AgentSkillsCN

libingest

libingest——文档摄取管道。IngestPipeline 协调可配置的转换步骤。IngestStep 定义了诸如 PDF 转图片、图片转 HTML、提取上下文、标注 HTML 等独立处理器。它能够将 PDF、PowerPoint 和图片转换为经过 Schema.org 标注的 HTML。适用于文档处理、知识提取与内容转换。

SKILL.md
--- frontmatter
name: libingest
description: >
  libingest - Document ingestion pipeline. IngestPipeline orchestrates
  configurable transformation steps. IngestStep defines individual processors
  like pdf-to-images, images-to-html, extract-context, annotate-html. Converts
  PDF, PowerPoint, images to Schema.org annotated HTML. Use for document
  processing, knowledge extraction, and content transformation.

libingest Skill

When to Use

  • Converting PDF documents to structured HTML
  • Processing PowerPoint presentations for indexing
  • Extracting semantic content from images via OCR
  • Building document ingestion pipelines

Key Concepts

IngestPipeline: Orchestrates a sequence of transformation steps defined in config/ingest.yml.

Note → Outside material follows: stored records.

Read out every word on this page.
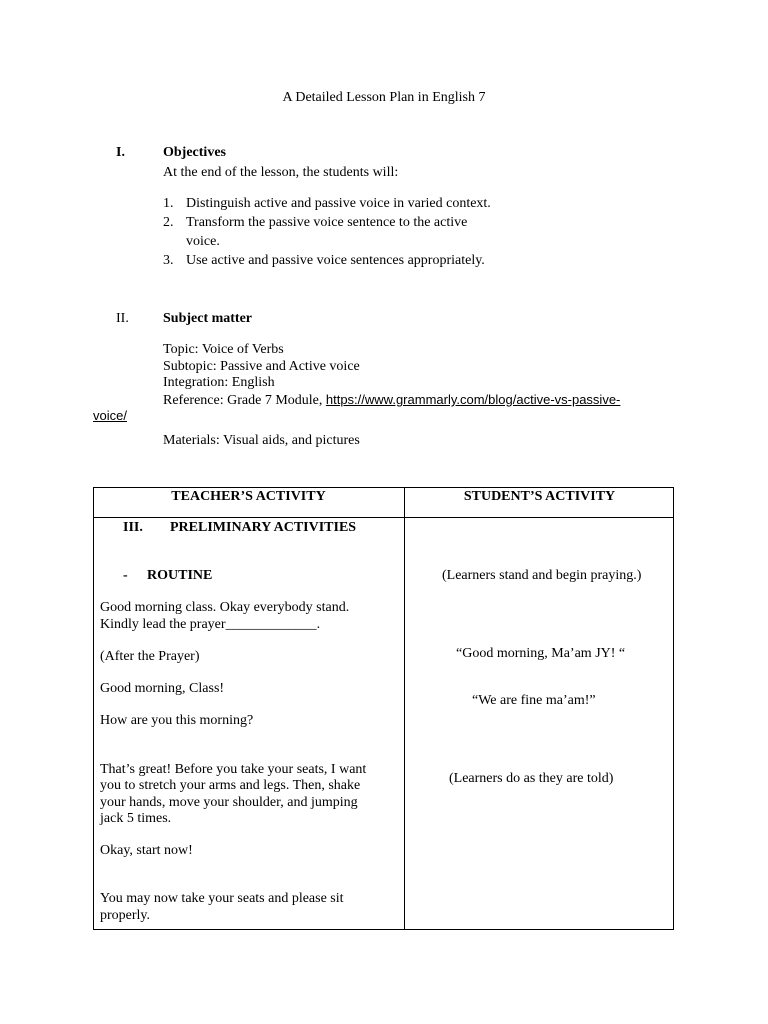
A Detailed Lesson Plan in English 7
I.	Objectives
At the end of the lesson, the students will:
1. Distinguish active and passive voice in varied context.
2. Transform the passive voice sentence to the active
voice.
3. Use active and passive voice sentences appropriately.
II. Subject matter
Topic: Voice of Verbs
Subtopic: Passive and Active voice
Integration: English
Reference: Grade 7 Module, https://www.grammarly.com/blog/active-vs-passive-
voice/
Materials: Visual aids, and pictures
TEACHER’S ACTIVITY	STUDENT’S ACTIVITY
III. PRELIMINARY ACTIVITIES
- ROUTINE
Good morning class. Okay everybody stand.
Kindly lead the prayer_____________.
(After the Prayer)
Good morning, Class!
How are you this morning?
That’s great! Before you take your seats, I want
you to stretch your arms and legs. Then, shake
your hands, move your shoulder, and jumping
jack 5 times.
Okay, start now!
You may now take your seats and please sit
properly.
(Learners stand and begin praying.)
“Good morning, Ma’am JY! “
“We are fine ma’am!”
(Learners do as they are told)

IngestStep: Individual processing step (pdf-to-images, images-to-html, extract-context, annotate-html, normalize-html).

Usage Patterns

Pattern 1: Run ingestion via CLI

bash
# Drop files in data/ingest/in/
cp document.pdf data/ingest/in/

# Run pipeline
make ingest

Pattern 2: Programmatic ingestion

javascript
import { IngestPipeline } from "@copilot-ld/libingest";

const pipeline = new IngestPipeline(config, storage, llmClient);
const result = await pipeline.process("document.pdf");
// result.output points to final HTML

Integration

Configured via config/ingest.yml. Uses libllm for vision processing. Output stored in data/ingest/pipeline/.